The Synagogue Samuel ha-Levi in Toledo, now known as the Synogogue of El Transito and the Sephardic Museum, was first built in 1356, by Samuel ha-Levi Abulafia, treasurer to the Christian king of Castile and León, Pedro the Cruel. It’s an unusually large building given that it was a private family synagogue, and beautifully decorated in Islamic-style stucco work, similar to the Nasrid palaces of the Alhambra, with Hebrew and Arabic inscriptions, arches, and a Mudéjar wooden ceiling. Women were not allowed in the main gallery, but watched ceremonies from the women’s gallery above.

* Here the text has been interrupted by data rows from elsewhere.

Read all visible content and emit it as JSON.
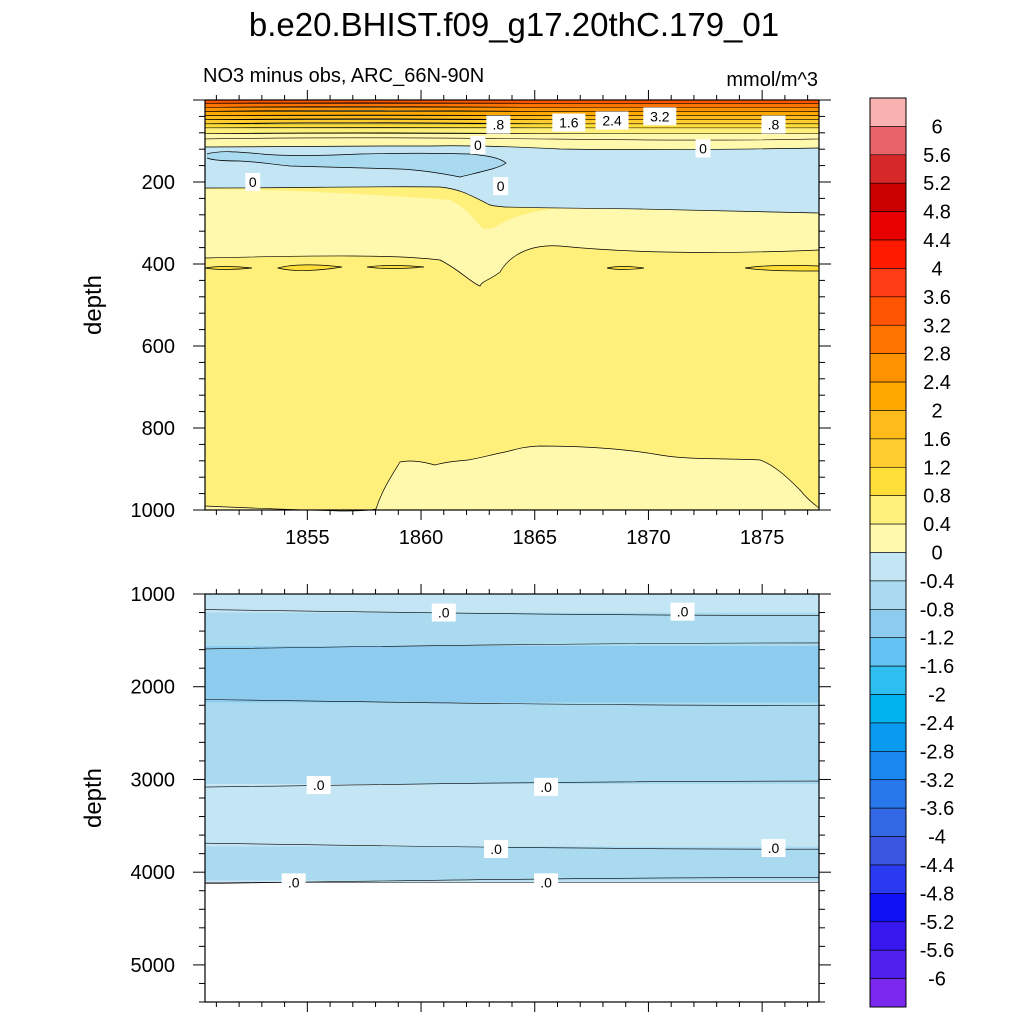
{
  "title": "b.e20.BHIST.f09_g17.20thC.179_01",
  "chart_data": {
    "type": "contour",
    "title": "b.e20.BHIST.f09_g17.20thC.179_01",
    "units": "mmol/m^3",
    "colorbar": {
      "boundaries": [
        "6",
        "5.6",
        "5.2",
        "4.8",
        "4.4",
        "4",
        "3.6",
        "3.2",
        "2.8",
        "2.4",
        "2",
        "1.6",
        "1.2",
        "0.8",
        "0.4",
        "0",
        "-0.4",
        "-0.8",
        "-1.2",
        "-1.6",
        "-2",
        "-2.4",
        "-2.8",
        "-3.2",
        "-3.6",
        "-4",
        "-4.4",
        "-4.8",
        "-5.2",
        "-5.6",
        "-6"
      ],
      "colors": [
        "#f9b1b1",
        "#e8636a",
        "#d62828",
        "#c80000",
        "#e60000",
        "#ff1a00",
        "#ff3c14",
        "#ff5500",
        "#ff7300",
        "#ff9200",
        "#ffa800",
        "#ffbb1a",
        "#ffcd30",
        "#ffde3a",
        "#fff07c",
        "#fff9ad",
        "#c4e6f4",
        "#a9daf0",
        "#8dccef",
        "#65c3f4",
        "#2fbef0",
        "#00b2ee",
        "#0a9af0",
        "#1a86f0",
        "#2878ec",
        "#3469e6",
        "#3a56e0",
        "#2a3af0",
        "#1010f5",
        "#3618ef",
        "#5020ee",
        "#7a28ee"
      ]
    },
    "panels": [
      {
        "subtitle": "NO3 minus obs, ARC_66N-90N",
        "ylabel": "depth",
        "y_reversed": true,
        "ylim": [
          0,
          1000
        ],
        "xlim": [
          1850.5,
          1877.5
        ],
        "x_ticks": [
          1855,
          1860,
          1865,
          1870,
          1875
        ],
        "y_ticks": [
          200,
          400,
          600,
          800,
          1000
        ],
        "contour_labels": [
          {
            "text": ".8",
            "x": 1863.4,
            "y": 60
          },
          {
            "text": "1.6",
            "x": 1866.5,
            "y": 55
          },
          {
            "text": "2.4",
            "x": 1868.4,
            "y": 50
          },
          {
            "text": "3.2",
            "x": 1870.5,
            "y": 40
          },
          {
            "text": ".8",
            "x": 1875.5,
            "y": 60
          },
          {
            "text": "0",
            "x": 1862.5,
            "y": 110
          },
          {
            "text": "0",
            "x": 1872.4,
            "y": 118
          },
          {
            "text": "0",
            "x": 1852.6,
            "y": 200
          },
          {
            "text": "0",
            "x": 1863.5,
            "y": 210
          }
        ],
        "surface_bands": [
          {
            "top": 0,
            "bottom": 8,
            "range": "3.6 to 4"
          },
          {
            "top": 8,
            "bottom": 18,
            "range": "3.2 to 3.6"
          },
          {
            "top": 18,
            "bottom": 28,
            "range": "2.8 to 3.2"
          },
          {
            "top": 28,
            "bottom": 38,
            "range": "2.4 to 2.8"
          },
          {
            "top": 38,
            "bottom": 48,
            "range": "2 to 2.4"
          },
          {
            "top": 48,
            "bottom": 58,
            "range": "1.6 to 2"
          },
          {
            "top": 58,
            "bottom": 68,
            "range": "1.2 to 1.6"
          },
          {
            "top": 68,
            "bottom": 82,
            "range": "0.8 to 1.2"
          },
          {
            "top": 82,
            "bottom": 95,
            "range": "0.4 to 0.8"
          }
        ]
      },
      {
        "subtitle": "",
        "ylabel": "depth",
        "y_reversed": true,
        "ylim": [
          1000,
          5400
        ],
        "xlim": [
          1850.5,
          1877.5
        ],
        "x_ticks": [
          1855,
          1860,
          1865,
          1870,
          1875
        ],
        "y_ticks": [
          1000,
          2000,
          3000,
          4000,
          5000
        ],
        "contour_labels": [
          {
            "text": ".0",
            "x": 1861.0,
            "y": 1200
          },
          {
            "text": ".0",
            "x": 1871.5,
            "y": 1190
          },
          {
            "text": ".0",
            "x": 1855.5,
            "y": 3060
          },
          {
            "text": ".0",
            "x": 1865.5,
            "y": 3080
          },
          {
            "text": ".0",
            "x": 1863.3,
            "y": 3750
          },
          {
            "text": ".0",
            "x": 1875.5,
            "y": 3740
          },
          {
            "text": ".0",
            "x": 1854.4,
            "y": 4110
          },
          {
            "text": ".0",
            "x": 1865.5,
            "y": 4110
          }
        ],
        "bands": [
          {
            "top": 1000,
            "bottom": 1200,
            "range": "0 to 0.4"
          },
          {
            "top": 1200,
            "bottom": 1560,
            "range": "-0.4 to 0"
          },
          {
            "top": 1560,
            "bottom": 2170,
            "range": "-0.8 to -0.4"
          },
          {
            "top": 2170,
            "bottom": 3050,
            "range": "-0.4 to 0"
          },
          {
            "top": 3050,
            "bottom": 3720,
            "range": "0 to 0.4"
          },
          {
            "top": 3720,
            "bottom": 4090,
            "range": "-0.4 to 0"
          },
          {
            "top": 4090,
            "bottom": 4110,
            "range": "0 to 0.4"
          }
        ],
        "no_data_below": 4110
      }
    ]
  }
}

As you’re not using it, we’d like it back, thanks.
In 2013, Isaac Querub, the president of the Federation of Jewish Communities in Spain made a request: “What would be a better act of generosity and reconciliation than the return of the Grand Synagogue of Toledo to the Jewish people and particularly to the Jewish community of Spain, as a symbol of dialogue between Jews and Christians.”
This synagogue was originally built for the Jewish community of Toledo in 1180 and was known as the Ibn Shushan Synagogue. Wikipedia tells me that it is the oldest European synagogue still standing, and is an example of Mudejar architecture: a fusion of the three dominant cultures of the time, built under Christian rule by Islamic architects for Jewish use. It was taken over by Christians in 1411, renamed Santa María la Blanca in 1550. It was used by a monastery and then as a warehouse until being restored in 1856 as a national monument.
The Catholic Church in Spain has not responded.